Surprisingly, the rest of the compilation fares much better. Maybe it's because the source material is so simple and open to creative interpretation (hell, people have been making it seem like so much more than it is for twenty years), but most of the bands truly shine. Civil Twilight turn “Come As You Are” into a gorgeous ballad, layered and full, that reaches heights the original never could. Will Dailey, who had perhaps the toughest assignment, changes “Territorial Pissings” from a truly terrible song to a reverb-soaked, piano-backed Americana highlight. Margot And The Nuclear So And So's, a band with plenty of Nirvana influences in their own music, add only a minimum of elements to “Something In The Way,” but it ends up sounding more tribal, the background ooh
-ing more ghostly and haunting. And I don't like Maps & Atlases at all, but their cover of “Drain You” is so energetic that I found myself bobbing my head in spite of myself. Surprisingly, Murder By Death's cover of “Lounge Act” is pretty disappointing.
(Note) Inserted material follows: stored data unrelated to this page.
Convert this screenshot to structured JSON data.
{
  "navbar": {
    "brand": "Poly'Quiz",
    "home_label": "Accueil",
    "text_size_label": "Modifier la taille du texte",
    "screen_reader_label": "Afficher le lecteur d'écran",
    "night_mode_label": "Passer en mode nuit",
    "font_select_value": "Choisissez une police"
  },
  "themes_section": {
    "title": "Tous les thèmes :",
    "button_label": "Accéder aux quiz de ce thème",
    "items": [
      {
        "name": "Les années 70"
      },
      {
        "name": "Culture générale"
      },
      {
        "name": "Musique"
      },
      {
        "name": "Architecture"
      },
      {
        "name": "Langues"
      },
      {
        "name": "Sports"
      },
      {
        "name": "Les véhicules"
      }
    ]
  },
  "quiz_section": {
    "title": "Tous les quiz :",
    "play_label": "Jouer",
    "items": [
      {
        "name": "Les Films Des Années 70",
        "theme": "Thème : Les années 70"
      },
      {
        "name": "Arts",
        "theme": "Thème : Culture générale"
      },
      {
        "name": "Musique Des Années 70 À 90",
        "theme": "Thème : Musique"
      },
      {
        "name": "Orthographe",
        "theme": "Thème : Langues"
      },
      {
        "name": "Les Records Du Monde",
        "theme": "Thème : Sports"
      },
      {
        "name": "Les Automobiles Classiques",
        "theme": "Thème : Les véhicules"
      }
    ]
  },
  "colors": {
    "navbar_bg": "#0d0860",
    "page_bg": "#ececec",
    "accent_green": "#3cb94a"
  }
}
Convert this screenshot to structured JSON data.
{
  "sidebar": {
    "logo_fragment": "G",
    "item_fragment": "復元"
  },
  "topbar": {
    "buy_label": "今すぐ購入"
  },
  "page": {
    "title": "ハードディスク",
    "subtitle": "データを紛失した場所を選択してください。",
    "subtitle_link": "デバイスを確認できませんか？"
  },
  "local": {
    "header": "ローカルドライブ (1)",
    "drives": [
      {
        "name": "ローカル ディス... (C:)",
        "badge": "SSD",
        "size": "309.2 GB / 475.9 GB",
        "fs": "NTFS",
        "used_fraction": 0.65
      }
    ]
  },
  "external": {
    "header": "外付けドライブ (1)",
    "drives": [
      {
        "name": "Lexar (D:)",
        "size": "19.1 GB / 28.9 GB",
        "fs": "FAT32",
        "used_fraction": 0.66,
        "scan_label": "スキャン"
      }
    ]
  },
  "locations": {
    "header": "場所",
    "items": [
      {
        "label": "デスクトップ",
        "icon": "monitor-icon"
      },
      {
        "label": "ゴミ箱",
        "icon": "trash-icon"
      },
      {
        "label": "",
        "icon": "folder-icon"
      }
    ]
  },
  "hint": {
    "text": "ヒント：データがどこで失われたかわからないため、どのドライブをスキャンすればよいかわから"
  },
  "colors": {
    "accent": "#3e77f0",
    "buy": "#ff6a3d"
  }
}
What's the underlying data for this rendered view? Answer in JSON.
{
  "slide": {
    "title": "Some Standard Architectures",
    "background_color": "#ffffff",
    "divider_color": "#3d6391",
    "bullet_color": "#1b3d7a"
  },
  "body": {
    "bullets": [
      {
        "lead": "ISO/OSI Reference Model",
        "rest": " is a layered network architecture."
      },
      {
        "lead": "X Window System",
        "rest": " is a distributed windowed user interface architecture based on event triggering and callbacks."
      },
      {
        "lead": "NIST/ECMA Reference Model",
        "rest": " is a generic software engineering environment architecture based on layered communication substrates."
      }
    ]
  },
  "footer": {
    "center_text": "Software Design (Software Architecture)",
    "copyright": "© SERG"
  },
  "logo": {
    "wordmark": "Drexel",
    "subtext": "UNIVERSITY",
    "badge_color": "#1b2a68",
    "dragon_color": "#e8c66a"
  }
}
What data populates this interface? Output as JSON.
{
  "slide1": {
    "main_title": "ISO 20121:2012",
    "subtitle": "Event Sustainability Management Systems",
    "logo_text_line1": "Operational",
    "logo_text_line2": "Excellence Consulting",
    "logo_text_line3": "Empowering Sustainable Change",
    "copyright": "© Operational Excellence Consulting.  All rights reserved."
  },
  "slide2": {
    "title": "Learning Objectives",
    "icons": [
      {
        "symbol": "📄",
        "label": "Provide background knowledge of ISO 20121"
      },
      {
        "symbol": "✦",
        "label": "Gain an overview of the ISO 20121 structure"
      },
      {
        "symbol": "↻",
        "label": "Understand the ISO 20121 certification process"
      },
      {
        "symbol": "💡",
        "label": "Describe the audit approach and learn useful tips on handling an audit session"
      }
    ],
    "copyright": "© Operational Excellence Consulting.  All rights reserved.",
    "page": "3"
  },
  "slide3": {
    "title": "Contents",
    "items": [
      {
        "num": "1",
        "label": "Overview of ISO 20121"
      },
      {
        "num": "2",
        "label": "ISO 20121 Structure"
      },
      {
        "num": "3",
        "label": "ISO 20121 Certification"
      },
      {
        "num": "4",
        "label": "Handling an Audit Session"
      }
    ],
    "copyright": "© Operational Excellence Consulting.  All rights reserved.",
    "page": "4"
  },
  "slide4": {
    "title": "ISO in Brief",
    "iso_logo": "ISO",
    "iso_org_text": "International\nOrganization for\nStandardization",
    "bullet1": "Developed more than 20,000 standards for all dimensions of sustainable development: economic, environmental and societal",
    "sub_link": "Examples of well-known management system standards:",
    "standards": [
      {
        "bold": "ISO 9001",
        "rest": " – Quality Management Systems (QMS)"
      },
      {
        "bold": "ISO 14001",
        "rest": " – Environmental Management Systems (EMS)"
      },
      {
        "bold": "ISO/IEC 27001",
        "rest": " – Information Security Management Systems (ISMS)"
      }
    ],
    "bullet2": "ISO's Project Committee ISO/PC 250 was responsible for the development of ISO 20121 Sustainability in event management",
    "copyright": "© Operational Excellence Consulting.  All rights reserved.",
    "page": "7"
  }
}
Their interpretation is more literal; it's slowed down and really does almost sound like lounge music. It's pleasant enough but it never really takes off. Finger Eleven's “Polly” is similar to Hawthorne Heights' and Story Of The Year's covers in that it's a direct interpretation, but it ends up being worse because I expected more from them. Every Finger Eleven fan loves Nirvana, and they are one of the bands on here who show the most Nirvana influence in their music, so I wanted to hear more from them than a lackluster, open-mike style cover. Come As You Are
suffers from the same uneven tracklist that all tribute albums do, but it boasts a strong group of bands and is mostly able to overcome the other pitfalls associated with such projects.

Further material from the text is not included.